Jerome Chie Orman appeals from his convictions of trafficking in heroin and possession of marijuana. In his enumerations of error, he challenges the denial of his motion to suppress evidence and he questions the sufficiency of the evidence. We affirm.
We need not address Orman's argument that the contraband seized from the bag was the fruit of an illegal search because the record of the hearing on Orman's motion to suppress shows that the trial court's order was based, inter alia, on Orman's abandonment of the bag prior to the search.
" 'Abandonment is primarily a question of intent, and intent may be inferred from words spoken, acts done, and other objective facts. . . . The issue is . . . whether the person prejudiced by the search had voluntarily discarded, left behind, or otherwise relinquished his interest in the property in question so that he could no longer retain a reasonable expectation of privacy with regard to it at the time of the search.' " Bassett v. State, 181 Ga. App. 597
, 599 (353 SE2d 48
) (1987). The facts in this case support a finding that Orman abandoned any rights he may have had in the bag prior to the search. Orman disclaimed the bag, refused to pick it up to take it with him after the officers requested that he select his bag and accompany them, stood silently by while Obiozor claimed ownership of the bag, and continued to stand silently by as it was searched. Under these circumstances, Orman could not entertain any legitimate expectation of privacy in the bag at the time of the search. See Williams v. State, 171 Ga. App. 546
, 547 (2) (320 SE2d 389
"The issue of abandonment is one of fact to be resolved by the trier of fact, and the finding of fact will not be disturbed on appeal if there is any evidence to support it." Id. at 548. Since the record supports the trial court's finding of abandonment, we find no error in the denial of Orman's motion to suppress.
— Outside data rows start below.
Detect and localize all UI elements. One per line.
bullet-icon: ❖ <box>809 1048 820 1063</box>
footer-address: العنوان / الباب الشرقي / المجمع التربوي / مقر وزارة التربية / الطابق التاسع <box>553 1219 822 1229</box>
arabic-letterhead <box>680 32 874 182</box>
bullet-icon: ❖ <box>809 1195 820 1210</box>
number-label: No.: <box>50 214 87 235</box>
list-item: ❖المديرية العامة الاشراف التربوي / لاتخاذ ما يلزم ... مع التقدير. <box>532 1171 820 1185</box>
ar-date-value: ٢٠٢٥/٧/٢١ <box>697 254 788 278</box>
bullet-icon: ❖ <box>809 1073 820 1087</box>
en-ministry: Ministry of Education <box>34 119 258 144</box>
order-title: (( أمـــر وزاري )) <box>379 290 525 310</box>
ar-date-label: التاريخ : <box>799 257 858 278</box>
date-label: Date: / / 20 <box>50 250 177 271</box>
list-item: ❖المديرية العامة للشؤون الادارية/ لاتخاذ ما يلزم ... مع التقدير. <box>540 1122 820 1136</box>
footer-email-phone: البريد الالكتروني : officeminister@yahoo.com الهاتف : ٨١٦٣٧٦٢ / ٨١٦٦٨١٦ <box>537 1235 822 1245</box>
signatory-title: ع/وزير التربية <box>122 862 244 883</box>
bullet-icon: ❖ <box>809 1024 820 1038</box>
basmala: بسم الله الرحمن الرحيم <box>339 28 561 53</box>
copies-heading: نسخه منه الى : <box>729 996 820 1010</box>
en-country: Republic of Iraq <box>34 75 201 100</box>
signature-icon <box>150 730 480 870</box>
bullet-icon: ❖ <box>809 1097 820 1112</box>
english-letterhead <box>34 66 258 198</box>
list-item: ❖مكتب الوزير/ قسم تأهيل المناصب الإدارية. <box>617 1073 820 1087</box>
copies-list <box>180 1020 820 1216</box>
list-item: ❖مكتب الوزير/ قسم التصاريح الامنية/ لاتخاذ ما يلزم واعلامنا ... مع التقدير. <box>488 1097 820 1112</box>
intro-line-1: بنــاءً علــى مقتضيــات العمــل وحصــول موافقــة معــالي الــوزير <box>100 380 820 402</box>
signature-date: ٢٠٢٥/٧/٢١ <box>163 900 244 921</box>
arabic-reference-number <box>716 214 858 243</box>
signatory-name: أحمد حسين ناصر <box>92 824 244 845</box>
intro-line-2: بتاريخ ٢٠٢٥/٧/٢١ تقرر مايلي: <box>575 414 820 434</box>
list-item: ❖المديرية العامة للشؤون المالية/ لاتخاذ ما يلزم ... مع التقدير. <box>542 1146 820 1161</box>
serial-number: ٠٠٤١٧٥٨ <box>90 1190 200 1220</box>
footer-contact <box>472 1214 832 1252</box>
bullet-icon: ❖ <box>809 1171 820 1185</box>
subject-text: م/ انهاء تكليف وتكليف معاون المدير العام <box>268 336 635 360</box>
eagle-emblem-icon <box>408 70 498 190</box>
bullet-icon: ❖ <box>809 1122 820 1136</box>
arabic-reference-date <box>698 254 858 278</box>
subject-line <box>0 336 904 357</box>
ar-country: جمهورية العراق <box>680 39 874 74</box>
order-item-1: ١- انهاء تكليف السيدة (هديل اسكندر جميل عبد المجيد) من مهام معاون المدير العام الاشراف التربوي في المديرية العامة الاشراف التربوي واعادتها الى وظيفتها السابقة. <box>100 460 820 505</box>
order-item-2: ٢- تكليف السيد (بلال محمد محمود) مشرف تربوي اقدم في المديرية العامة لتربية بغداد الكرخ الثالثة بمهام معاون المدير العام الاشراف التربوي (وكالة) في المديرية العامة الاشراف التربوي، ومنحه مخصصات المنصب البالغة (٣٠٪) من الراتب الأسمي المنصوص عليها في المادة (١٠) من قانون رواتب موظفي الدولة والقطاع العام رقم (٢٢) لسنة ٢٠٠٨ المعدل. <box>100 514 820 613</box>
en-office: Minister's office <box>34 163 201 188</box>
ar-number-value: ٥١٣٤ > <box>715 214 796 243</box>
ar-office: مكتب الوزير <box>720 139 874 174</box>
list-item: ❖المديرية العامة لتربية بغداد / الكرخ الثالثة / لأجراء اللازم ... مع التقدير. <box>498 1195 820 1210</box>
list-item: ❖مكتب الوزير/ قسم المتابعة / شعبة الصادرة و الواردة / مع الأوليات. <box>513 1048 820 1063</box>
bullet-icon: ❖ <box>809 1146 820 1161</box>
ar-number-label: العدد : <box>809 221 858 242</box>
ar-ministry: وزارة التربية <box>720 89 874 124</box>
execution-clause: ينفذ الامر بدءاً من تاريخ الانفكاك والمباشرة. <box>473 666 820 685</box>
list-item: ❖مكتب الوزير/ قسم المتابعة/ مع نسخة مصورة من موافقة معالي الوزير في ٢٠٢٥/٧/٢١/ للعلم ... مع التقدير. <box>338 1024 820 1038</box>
2. Orman further contends that there was insufficient evidence to support his conviction of trafficking in heroin. The transcript shows that Orman stipulated that heroin was found in the bag and that the amount of heroin found was sufficient to support a charge of trafficking in heroin. After a review of the record, we find the amount of heroin found was far in excess of that needed to support a charge of trafficking. See OCGA 16-13-31
(b). Orman argues, however, that the evidence was insufficient to tie him to the crime. We disagree. Reviewing the evidence most favorably to the verdict, we find that there was sufficient evidence to support Orman's conviction of trafficking in heroin such that a rational trier of fact could find him guilty of that crime beyond a reasonable doubt. Jackson v. Virginia, 443 U. S. 307 (99 SC 2781, 61 LE2d 560) (1979).